Ne comptez plus sur l’Unité permanente anticorruption (UPAC) pour endiguer la corruption dans les plus hautes sphères de la politique québécoise. Le corps policier qui devait achever le travail laissé en suspens par la commission Charbonneau, sur les allégations de financement illégal du PLQ, est en totale déroute.

Le Journal de Montréal accumule les révélations embarrassantes depuis quelques semaines. La dernière en date ? L’ex-numéro 2 de l’UPAC, André Boulanger, serait passé aux aveux, en déclarant au Bureau des enquêtes indépendantes (BEI) que plusieurs enquêtes de l’UPAC auraient été entachées par la fabrication de preuves. Si cela s’avérait, des policiers pourraient être accusés au criminel, et des affaires de corruption pourraient finir en queue de poisson devant les tribunaux. M. Boulanger a fait une déclaration assermentée au BEI quelques semaines avant la démission du grand patron de l’UPAC, Robert Lafrenière, le 1er octobre dernier. Ceci expliquerait-il cela ?

Comme si ce n’était pas suffisant, le directeur de la Sûreté du Québec (SQ), Martin Prud’homme, a été suspendu dans la foulée de l’enquête du BEI sur les fuites de renseignements au sein de l’UPAC, le 7 mars dernier. MM. Prud’homme et Lafrenière auraient échangé des informations de manière inappropriée.

C’est le monde à l’envers. Les soupçons d’inconduite pèsent sur ceux qui devaient épingler les corrupteurs en tout genre. Ceux-ci se la coulent douce, hormis quelques exceptions dans le monde municipal. Après ses premiers succès pour endiguer la corruption à Boisbriand et à Laval, l’UPAC connaît depuis quelques années un inquiétant passage à vide. L’enquête sur le financement illégal du PLQ ne survivra probablement pas à la crise actuelle. Parions qu’elle sera classée sans suite.

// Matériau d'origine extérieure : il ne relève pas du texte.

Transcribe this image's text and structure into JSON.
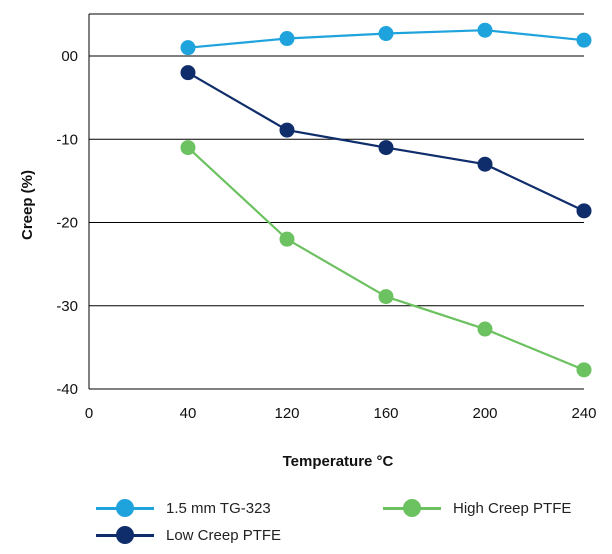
{
  "chart_data": {
    "type": "line",
    "title": "",
    "xlabel": "Temperature °C",
    "ylabel": "Creep (%)",
    "x_ticks": [
      "0",
      "40",
      "120",
      "160",
      "200",
      "240"
    ],
    "y_ticks": [
      "00",
      "-10",
      "-20",
      "-30",
      "-40"
    ],
    "ylim": [
      -40,
      5
    ],
    "grid": "horizontal",
    "legend_placement": "bottom",
    "x": [
      "40",
      "120",
      "160",
      "200",
      "240"
    ],
    "series": [
      {
        "name": "1.5 mm TG-323",
        "color": "#1ea3dc",
        "values": [
          1.0,
          2.1,
          2.7,
          3.1,
          1.9
        ]
      },
      {
        "name": "Low Creep PTFE",
        "color": "#0f2d6b",
        "values": [
          -2.0,
          -8.9,
          -11.0,
          -13.0,
          -18.6
        ]
      },
      {
        "name": "High Creep PTFE",
        "color": "#6cc160",
        "values": [
          -11.0,
          -22.0,
          -28.9,
          -32.8,
          -37.7
        ]
      }
    ]
  }
}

Les filous se la coulent douce. Aucune accusation ne sera portée contre les émissaires de la mafia et les entrepreneurs impliqués dans un stratagème de partage des contrats publics à Montréal. Ils ont été filmés avec des liasses d’argent à la main et dénoncés par l’entrepreneur Lino Zambito à la commission Charbonneau, mais ils s’en tirent sur toute la ligne. Après le Bureau fédéral de la concurrence, c’est au tour de l’UPAC d’abandonner le dossier. Ce phénomène a un nom : l’impunité. Et elle est intolérable.